Sözleşme zammı vergi ve enflasyonla sıfırlandı
Bursa’da MESS sözleşmesi kapsamındaki metal fabrikalarında çalışan işçilerin gündemi vergi adaletsizliği. Zira sözleşme dolayısıyla aldıkları yüzde 10’luk zam, yıllık gelirleri yükseldi gerekçesiyle yüzde 27’lik vergi dilimine sokuldu. Yani kesinti oranı artınca zam da vergiye gitmiş oldu. Artan enflasyonla alım gücü düşen işçiler üzerindeki baskı, krizle birlikte daha da arttı. Fabrikalarda elindekini koruma güdüsüyle sessiz kalma eğiliminin hakim olduğunu söyleyen bir metal işçisi şu uyarıda bulundu: “Daha önceki krizlerde de sessiz kalındı ama binlerce işçi işten atıldı, ücretler düştü. El açıp beklemeyle olmuyor.”
KAZANIMLAR YOK EDİLİYOR
Krizin yansımalarını öğrenmek üzere Bursa’da Bosch, Renault, Coşkunöz, Mako gibi fabrikaların işçileriyle konuştuk. İşçilerin hemen hepsi birbirine yakın yanıtlar veriyor. Durum özetle, Cumhurbaşkanı Erdoğan’ın “Özel sektörümüz bu krizi fırsata çevirecek maharete sahiptir” inancını patronların boşa çıkarmadığı yönünde. Örneğin 2015 Metal Fırtına sonrası fabrikalarda işçiler üzerindeki baskının kısmen azalmsı, amirlerin tavrının daha “saygılı” hale gelmesi, işçilerin “patron sendikası” diye suçladığı Türk Metal’in temsilcileri seçim yoluyla belirlemek zorunda kalması gibi kazanımlar kaybedildi. Özellikle grup başlarının tekrar bağırıp çağırmaya başladığını anlatan işçiler, Türk Metal’in ise işyeri temsilcilerinin yeniden atama yoluyla belirleneceğini alttan alta duyurduğunu aktarıyor. Seçilen kimi temsilciler ise açıklama dahi yapılmadan görevden alınmış.
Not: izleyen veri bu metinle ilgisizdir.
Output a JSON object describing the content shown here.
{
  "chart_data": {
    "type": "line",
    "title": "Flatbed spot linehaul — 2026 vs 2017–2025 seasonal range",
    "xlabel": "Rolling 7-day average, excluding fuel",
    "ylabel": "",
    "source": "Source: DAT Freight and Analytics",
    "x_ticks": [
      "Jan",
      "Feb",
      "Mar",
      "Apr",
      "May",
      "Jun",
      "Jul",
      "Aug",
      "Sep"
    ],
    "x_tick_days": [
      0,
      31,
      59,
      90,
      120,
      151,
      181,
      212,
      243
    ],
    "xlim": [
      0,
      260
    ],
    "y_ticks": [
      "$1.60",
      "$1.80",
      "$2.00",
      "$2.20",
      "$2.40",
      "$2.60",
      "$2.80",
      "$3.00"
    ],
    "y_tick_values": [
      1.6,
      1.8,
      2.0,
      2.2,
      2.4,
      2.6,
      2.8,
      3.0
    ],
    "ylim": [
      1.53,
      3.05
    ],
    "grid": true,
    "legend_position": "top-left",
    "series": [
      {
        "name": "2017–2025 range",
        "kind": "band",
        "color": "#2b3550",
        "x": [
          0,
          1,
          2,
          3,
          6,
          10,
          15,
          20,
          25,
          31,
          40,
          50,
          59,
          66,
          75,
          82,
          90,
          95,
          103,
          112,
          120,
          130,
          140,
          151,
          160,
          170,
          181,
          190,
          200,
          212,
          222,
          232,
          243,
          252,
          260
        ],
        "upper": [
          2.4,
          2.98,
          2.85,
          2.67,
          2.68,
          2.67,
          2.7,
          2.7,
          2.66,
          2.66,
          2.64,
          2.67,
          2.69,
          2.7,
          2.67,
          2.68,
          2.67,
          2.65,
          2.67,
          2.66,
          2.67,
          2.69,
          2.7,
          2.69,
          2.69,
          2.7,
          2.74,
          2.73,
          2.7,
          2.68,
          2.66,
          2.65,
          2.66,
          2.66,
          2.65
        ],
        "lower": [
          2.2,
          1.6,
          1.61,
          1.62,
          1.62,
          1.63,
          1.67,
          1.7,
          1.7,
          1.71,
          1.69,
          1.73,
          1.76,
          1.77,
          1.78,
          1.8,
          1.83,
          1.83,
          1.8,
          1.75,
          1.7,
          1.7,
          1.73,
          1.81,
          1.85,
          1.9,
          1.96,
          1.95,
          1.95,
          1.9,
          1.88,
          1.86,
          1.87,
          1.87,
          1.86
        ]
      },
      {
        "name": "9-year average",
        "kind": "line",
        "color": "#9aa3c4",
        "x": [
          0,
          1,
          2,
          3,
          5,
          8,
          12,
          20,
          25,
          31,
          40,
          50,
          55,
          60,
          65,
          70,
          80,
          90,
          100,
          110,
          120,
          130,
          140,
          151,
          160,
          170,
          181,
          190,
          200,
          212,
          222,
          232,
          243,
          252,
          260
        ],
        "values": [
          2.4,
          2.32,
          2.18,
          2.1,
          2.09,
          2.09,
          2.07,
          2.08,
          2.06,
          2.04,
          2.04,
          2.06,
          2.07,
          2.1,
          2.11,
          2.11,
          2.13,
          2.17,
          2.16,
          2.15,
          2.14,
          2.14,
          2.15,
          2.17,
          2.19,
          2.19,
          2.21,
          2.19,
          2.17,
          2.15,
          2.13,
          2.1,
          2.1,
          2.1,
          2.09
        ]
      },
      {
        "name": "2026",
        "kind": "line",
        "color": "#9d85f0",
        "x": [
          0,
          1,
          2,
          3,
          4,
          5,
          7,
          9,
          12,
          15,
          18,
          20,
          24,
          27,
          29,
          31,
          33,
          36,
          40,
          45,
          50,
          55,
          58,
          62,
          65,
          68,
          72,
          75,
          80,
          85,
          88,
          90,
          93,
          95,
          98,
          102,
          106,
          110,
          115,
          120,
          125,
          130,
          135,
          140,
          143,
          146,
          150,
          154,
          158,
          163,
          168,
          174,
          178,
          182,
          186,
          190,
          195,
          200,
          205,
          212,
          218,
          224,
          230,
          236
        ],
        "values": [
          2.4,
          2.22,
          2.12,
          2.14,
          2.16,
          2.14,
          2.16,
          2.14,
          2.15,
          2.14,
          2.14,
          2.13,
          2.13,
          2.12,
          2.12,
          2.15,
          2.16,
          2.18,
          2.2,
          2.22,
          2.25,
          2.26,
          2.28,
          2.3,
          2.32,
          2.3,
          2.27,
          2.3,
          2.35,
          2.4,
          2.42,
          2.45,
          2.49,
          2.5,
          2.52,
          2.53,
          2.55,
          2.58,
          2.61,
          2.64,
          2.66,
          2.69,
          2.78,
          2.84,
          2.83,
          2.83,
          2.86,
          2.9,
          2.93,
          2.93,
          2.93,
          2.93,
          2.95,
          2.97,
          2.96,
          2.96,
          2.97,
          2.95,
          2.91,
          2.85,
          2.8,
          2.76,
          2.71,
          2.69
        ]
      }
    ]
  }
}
ROBOT GİBİ İŞÇİ İSTİYORLAR
Yeni yılla birlikte ücretsiz izinlerin olacağı ve işten atmaların yaşanacağı söylentileriyle birlikte iş yükünü artırmakta ve işçinin çalıştığı bölümü keyfi olarak değiştirmekte hiç zorlanmıyor patronlar. Ya da Bosch’ta olduğu gibi şubat ayında “Teknoloji 4.0” adı altında üretime robotların sokulacağı, kimi bölümlerde örneğin 10 işçiden 6’sının boşa çıkarılacağı açıklamaları rahatça yapılabiliyor. Üstelik bu yenilik sadece işçi sayısını azaltmayacak, çalışma koşullarını da değiştirecek. Bir işçi anlatıyor: “Robotun çayı yok, yemeği yok. Yani üretimde dur durak yok. Bizden de buna ayak uydurmamız bekleniyor.”
BACAĞINI SÜRÜYE SÜRÜYE
2015’teki metal direnişi, geçen sözleşme döneminde sağlanan birlik ve eylemlilik gibi deneyimleri olsa da, krizle birlikte gelen “elimdekini kaybederim” korkusu, işçileri dağıtmış durumda. Emek Partisi üyesi bir işçi, gelinen durumu, “İşçi şu an kendi gücüne güvenmiyor” diye özetliyor. Talepleri etrafında birlik olmayan işçiler, kurtuluşu bireysel yollarda arıyor. “Elindekini, yani işini koruma duygusu önde” diyor bir işçi, “Mesela işten atılma konusu... Önce sözleşmeliler, sonra askerliğini yapmamışlar, amirleriyle problem yaşayanlar, emekliliği gelenler atılır, bana gelene kadar daha çok var diyor. Onun da kendi sınıfının bir parçası olduğunu, sıranın kendine de geleceğini düşünmüyor. İşten atılma potasına girmemek için de ne denirse, ne iş verilirse yapıyor. Mesela bel fıtığı olan bir işçi var. Normalde 40 parça üretmesi lazımken, bacağını sürüye
sürüye 60 parça üretti. İşyeri hekimi yanına geldi ‘Sorun varsa yerini değiştirelim’ diye sordu, ‘Yok her şey yolunda’ dedi. Yani bu hale geliyor insanlar...”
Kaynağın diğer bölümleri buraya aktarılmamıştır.